Syrians are now a majority in some border towns, like Reyhanli. Although the influx of refugees into Turkey has caused a significant degree of nationalist backlash, some locals are working to bring the country’s burgeoning Syrian population into the greater social fold. Marginalization, an issue faced by refugees everywhere, is especially prominent in Turkey, where a history of cultural heterogeneity and targeted nationalism has pervaded the public and political spheres for more than a century. But marginalization can be dangerous, not just for the marginalized, but also for those who perpetuate it. Like Arab countries in the region, such as Egypt, where high youth unemployment and low educational prospects have fueled social unrest, Turkey will soon have to contend with similar issues.

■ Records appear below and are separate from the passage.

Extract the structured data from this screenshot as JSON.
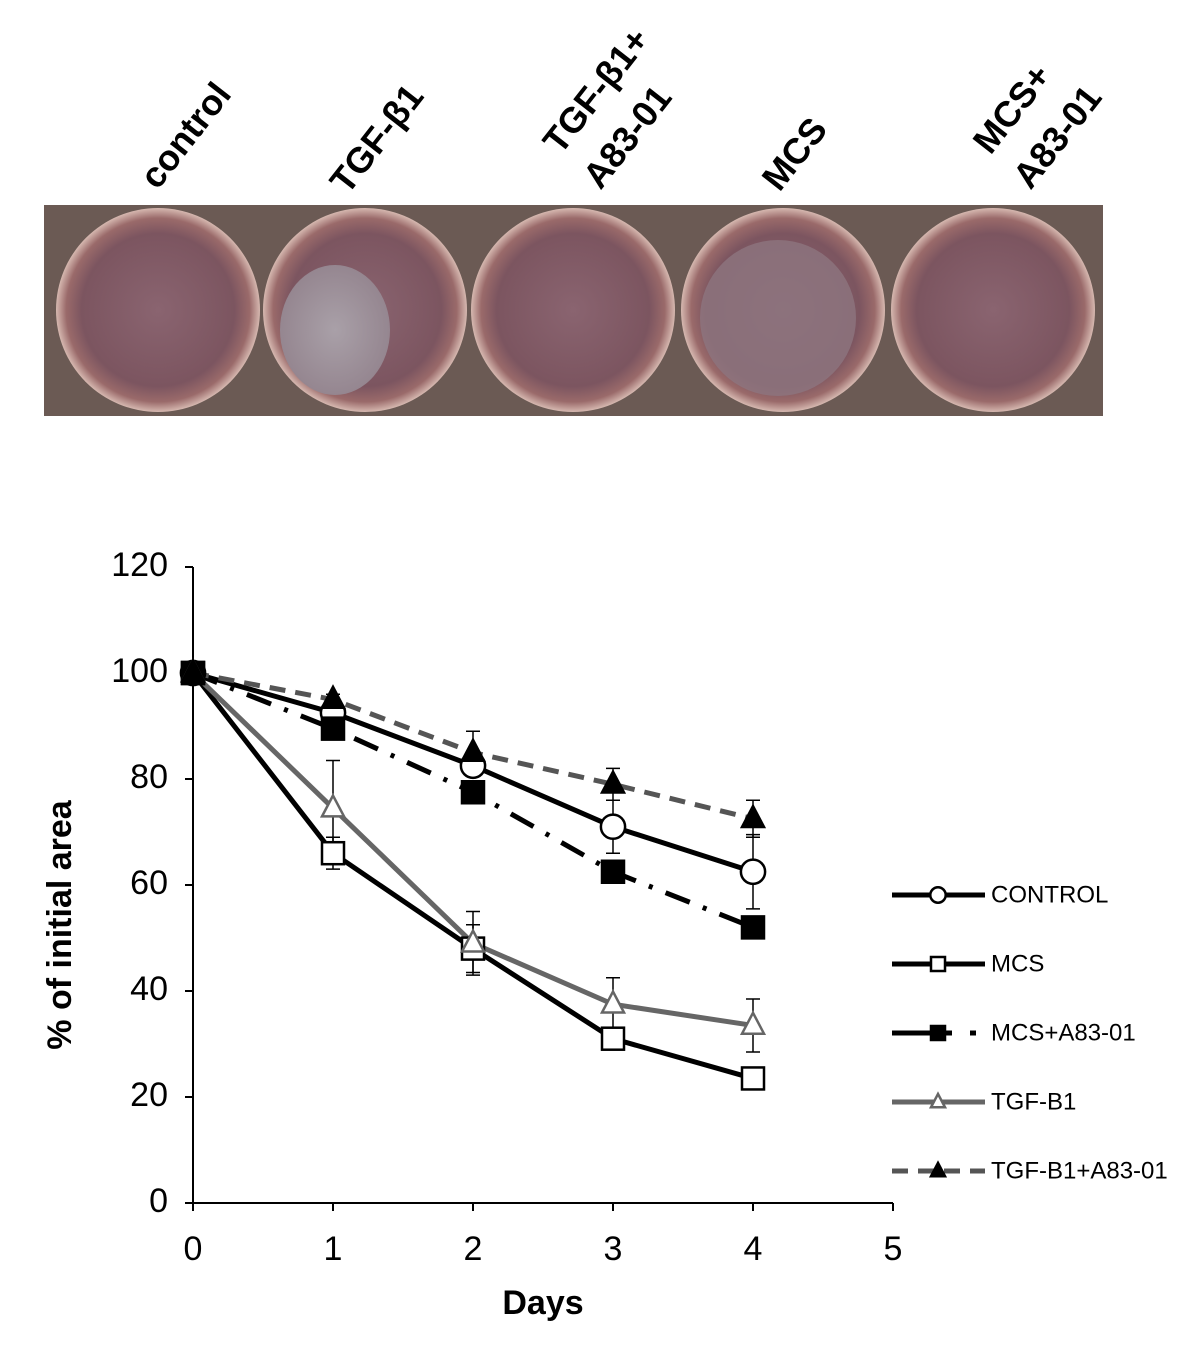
{
  "photo": {
    "labels": [
      [
        "control"
      ],
      [
        "TGF-β1"
      ],
      [
        "TGF-β1+",
        "A83-01"
      ],
      [
        "MCS"
      ],
      [
        "MCS+",
        "A83-01"
      ]
    ]
  },
  "chart_data": {
    "type": "line",
    "x_label": "Days",
    "y_label": "% of initial area",
    "x": [
      0,
      1,
      2,
      3,
      4
    ],
    "xlim": [
      0,
      5
    ],
    "xticks": [
      0,
      1,
      2,
      3,
      4,
      5
    ],
    "ylim": [
      0,
      120
    ],
    "yticks": [
      0,
      20,
      40,
      60,
      80,
      100,
      120
    ],
    "grid": false,
    "legend": "right",
    "series": [
      {
        "name": "CONTROL",
        "color": "#000000",
        "dash": "solid",
        "marker": "circle",
        "filled": false,
        "values": [
          100,
          92.5,
          82.5,
          71,
          62.5
        ],
        "errors": [
          null,
          1,
          1,
          5,
          7
        ]
      },
      {
        "name": "MCS",
        "color": "#000000",
        "dash": "solid",
        "marker": "square",
        "filled": false,
        "values": [
          100,
          66,
          48,
          31,
          23.5
        ],
        "errors": [
          null,
          3,
          4.5,
          1.5,
          1
        ]
      },
      {
        "name": "MCS+A83-01",
        "color": "#000000",
        "dash": "dashdot",
        "marker": "square",
        "filled": true,
        "values": [
          100,
          89.5,
          77.5,
          62.5,
          52
        ],
        "errors": [
          null,
          1,
          1,
          1,
          1
        ]
      },
      {
        "name": "TGF-B1",
        "color": "#666666",
        "dash": "solid",
        "marker": "triangle",
        "filled": false,
        "values": [
          100,
          74.5,
          49,
          37.5,
          33.5
        ],
        "errors": [
          null,
          9,
          6,
          5,
          5
        ]
      },
      {
        "name": "TGF-B1+A83-01",
        "color": "#666666",
        "dash": "dashed",
        "marker": "triangle",
        "filled": true,
        "values": [
          100,
          95,
          85,
          79,
          72.5
        ],
        "errors": [
          null,
          1,
          4,
          3,
          3.5
        ]
      }
    ]
  }
}
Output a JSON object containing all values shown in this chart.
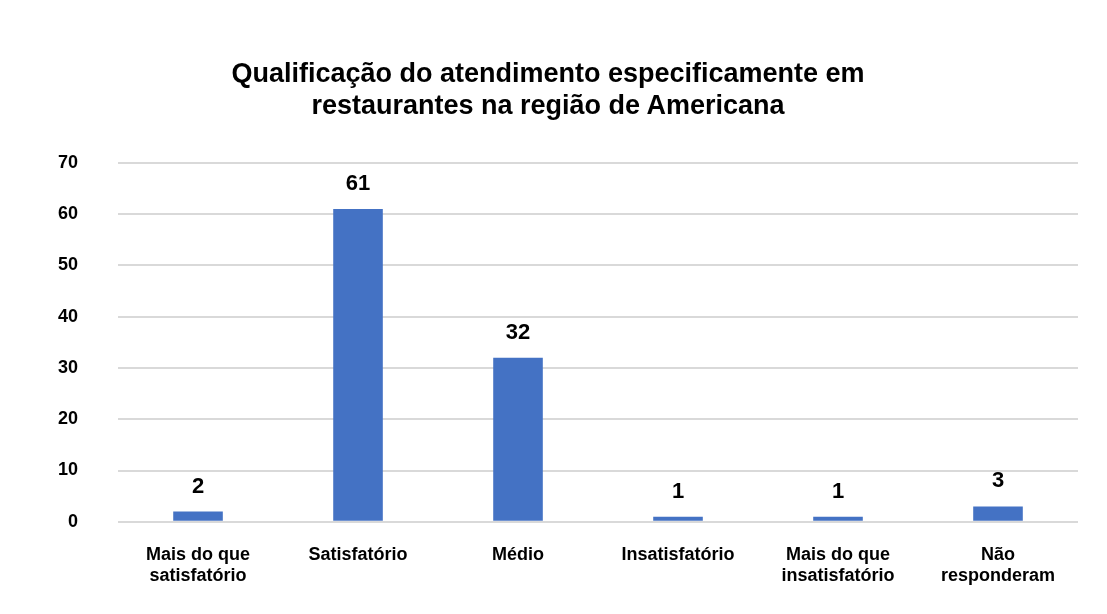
{
  "chart_data": {
    "type": "bar",
    "title": "Qualificação do atendimento especificamente em restaurantes na região de Americana",
    "categories": [
      "Mais do que satisfatório",
      "Satisfatório",
      "Médio",
      "Insatisfatório",
      "Mais do que insatisfatório",
      "Não responderam"
    ],
    "values": [
      2,
      61,
      32,
      1,
      1,
      3
    ],
    "color": "#4472c4",
    "ylim": [
      0,
      70
    ],
    "yticks": [
      0,
      10,
      20,
      30,
      40,
      50,
      60,
      70
    ],
    "grid": "y",
    "legend": false,
    "data_labels": true
  }
}
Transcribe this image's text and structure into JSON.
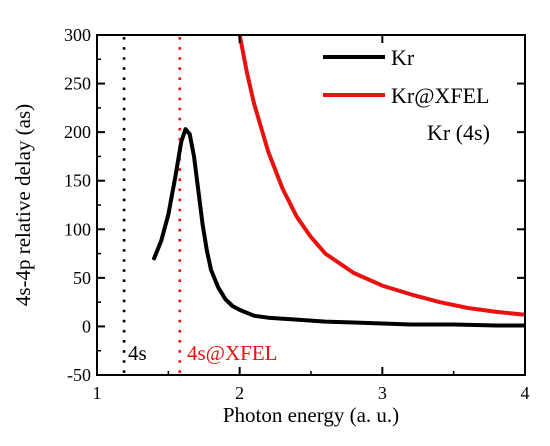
{
  "chart_data": {
    "type": "line",
    "title": "",
    "xlabel": "Photon energy (a. u.)",
    "ylabel": "4s-4p relative delay (as)",
    "xlim": [
      1,
      4
    ],
    "ylim": [
      -50,
      300
    ],
    "xticks": [
      1,
      2,
      3,
      4
    ],
    "yticks": [
      -50,
      0,
      50,
      100,
      150,
      200,
      250,
      300
    ],
    "grid": false,
    "legend_position": "top-right",
    "series": [
      {
        "name": "Kr",
        "color": "#000000",
        "x": [
          1.4,
          1.45,
          1.5,
          1.55,
          1.59,
          1.62,
          1.65,
          1.68,
          1.71,
          1.74,
          1.77,
          1.8,
          1.85,
          1.9,
          1.95,
          2.0,
          2.1,
          2.2,
          2.4,
          2.6,
          2.8,
          3.0,
          3.2,
          3.5,
          3.8,
          4.0
        ],
        "y": [
          70,
          88,
          115,
          155,
          190,
          203,
          198,
          175,
          140,
          105,
          78,
          58,
          40,
          28,
          21,
          17,
          11,
          9,
          7,
          5,
          4,
          3,
          2,
          2,
          1,
          1
        ]
      },
      {
        "name": "Kr@XFEL",
        "color": "#e8120f",
        "x": [
          2.0,
          2.05,
          2.1,
          2.2,
          2.3,
          2.4,
          2.5,
          2.6,
          2.8,
          3.0,
          3.2,
          3.4,
          3.6,
          3.8,
          4.0
        ],
        "y": [
          300,
          262,
          230,
          180,
          142,
          113,
          92,
          75,
          55,
          42,
          33,
          25,
          19,
          15,
          12
        ]
      }
    ],
    "vlines": [
      {
        "x": 1.19,
        "color": "#000000",
        "label": "4s"
      },
      {
        "x": 1.58,
        "color": "#e8120f",
        "label": "4s@XFEL"
      }
    ],
    "annotations": [
      {
        "text": "Kr (4s)",
        "color": "#000000"
      }
    ]
  }
}
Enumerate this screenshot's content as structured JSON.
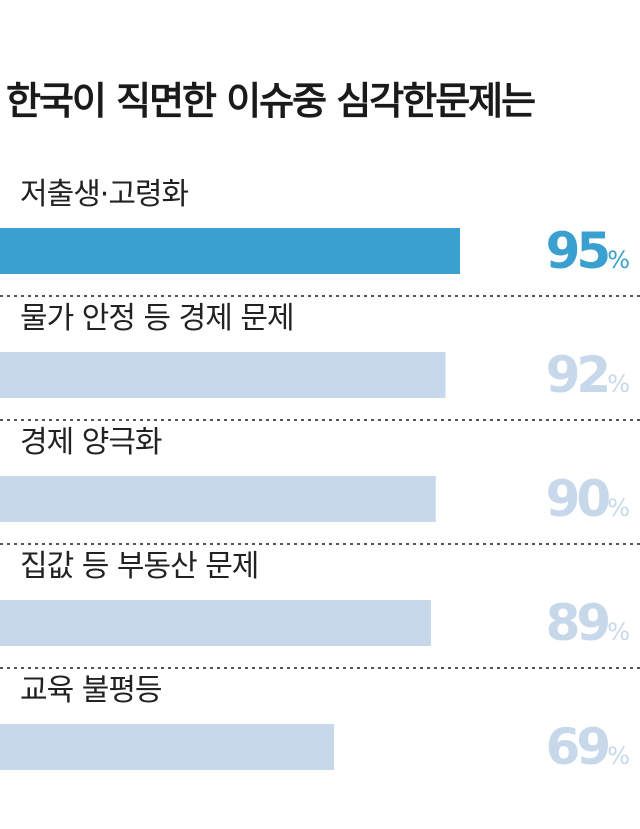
{
  "chart_data": {
    "type": "bar",
    "orientation": "horizontal",
    "title": "한국이 직면한 이슈중 심각한문제는",
    "categories": [
      "저출생·고령화",
      "물가 안정 등 경제 문제",
      "경제 양극화",
      "집값 등 부동산 문제",
      "교육 불평등"
    ],
    "values": [
      95,
      92,
      90,
      89,
      69
    ],
    "unit": "%",
    "xlim": [
      0,
      100
    ],
    "grid": false,
    "separators": "dotted",
    "colors": {
      "highlight_bar": "#3aa0d0",
      "highlight_value": "#3aa0d0",
      "bar": "#c6d8ea",
      "value": "#c6d8ea",
      "separator": "#555555"
    }
  }
}
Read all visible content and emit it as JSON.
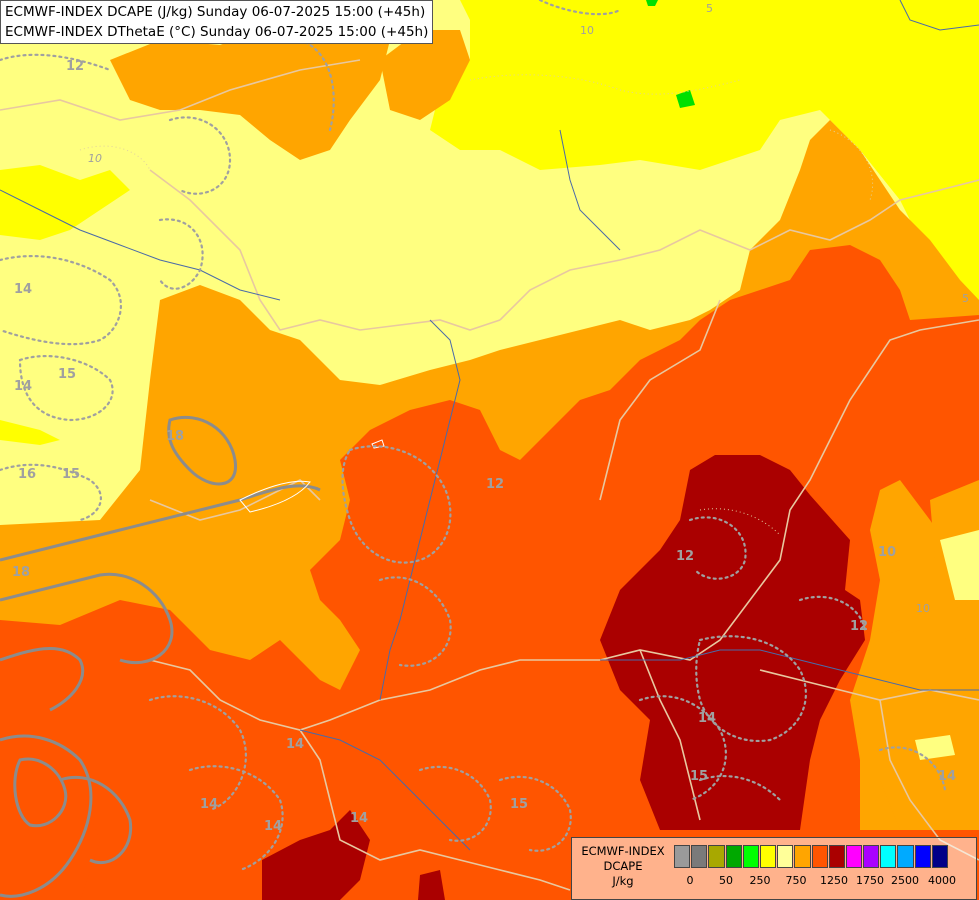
{
  "titles": [
    "ECMWF-INDEX DCAPE (J/kg) Sunday 06-07-2025 15:00 (+45h)",
    "ECMWF-INDEX DThetaE (°C) Sunday 06-07-2025 15:00 (+45h)"
  ],
  "legend": {
    "model": "ECMWF-INDEX",
    "variable": "DCAPE",
    "unit": "J/kg",
    "colors": [
      "#9a9a9a",
      "#7a7a7a",
      "#a8a800",
      "#00a800",
      "#00ff00",
      "#ffff00",
      "#ffff99",
      "#ffa500",
      "#ff5500",
      "#aa0000",
      "#ff00ff",
      "#aa00ff",
      "#00ffff",
      "#00aaff",
      "#0000ff",
      "#000088"
    ],
    "tick_labels": [
      "0",
      "50",
      "250",
      "750",
      "1250",
      "1750",
      "2500",
      "4000"
    ]
  },
  "contour_labels": [
    "12",
    "10",
    "14",
    "15",
    "14",
    "16",
    "15",
    "18",
    "18",
    "12",
    "12",
    "10",
    "10",
    "12",
    "14",
    "14",
    "15",
    "14",
    "14",
    "15",
    "14",
    "14",
    "5",
    "5",
    "10"
  ],
  "colors": {
    "light_yellow": "#ffff80",
    "yellow": "#ffff00",
    "green": "#00e000",
    "orange": "#ffa500",
    "dark_orange": "#ff5500",
    "dark_red": "#aa0000"
  }
}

Refugees left to languish without education or mobility are a threat to both Turkey’s and the region’s stability. Youth unemployment is one of the most pressing threats facing the Middle East today. Unchecked, it has the potential to perpetuate regional instability, augment militant groups’ influence, and further entrench the Middle East in its vicious cycle of economic dysfunction. Rising youth populations makes finding a solution for the region’s economic woes even more critical. Without a sustainable educational model, however, economic prospects will only worsen.
To help close the educational gap, a prominent Turkish educator, Enver Yucel, has donated $10 million to establish an accredited university system where Syrians can take coursework in Arabic, English, and Turkish. Yucel believes that breaking the cycle of exploitation, marginalization, and social inequity begins with education. Investing in refugees’ education, Yucel believes, is an investment in Turkey’s future. It will equip them will the tools necessary to be fully integrated into the social and economic fabric of the country.
180,000 child refugees in Turkey receive school supplies through UNICEF’s No Lost Generation (NLG) initiative, which promotes non-discriminatory access to quality and relevant formal and non-formal education for both refugee and vulnerable host community children. However, the Turkish university system remains largely inaccessible to young Syrians, many of whom were college-bound before the outbreak of the war. Though a significant percentage of Syrian youth are educated, language barriers prevent most of them from pursuing higher education in Turkey, which would in turn, increase their job prospects.
Like Palestinians in Jordan, Syrians in Turkey have irrevocably changed the social, linguistic, and political fabric of the country. Whether or not Turkey wants them there, many are there to stay. Even under the best circumstances, Syria will take years to recover from the conflict, and prospects for the country’s displaced youth will remain low. Because of this, many Syrians will seek to cultivate new lives for themselves in Turkey. Generations will be born and come of age in a new place, facing the challenge of conflicted identities. They will be both Syrian and Turkish, but perhaps neither fully one nor the other.
Educational initiatives like Enver Yucel’s aren’t just humanitarian; they’re nationalist. Although many Turks resent Syrians for putting undue economic pressure on the government to support them, and for taking jobs away from locals (a common complaint in any society with large refugee/immigrant populations), the full social and economic integration of the Syrian refugees is ultimately critical to Turkey’s well-being and stability. Without such integration, the Eurasian country that has long been perceived as an island of calm in a region of chaos may descend into similar patterns of sectarian violence, religious conflict, and political dysfunction experienced by the rest of the Middle East.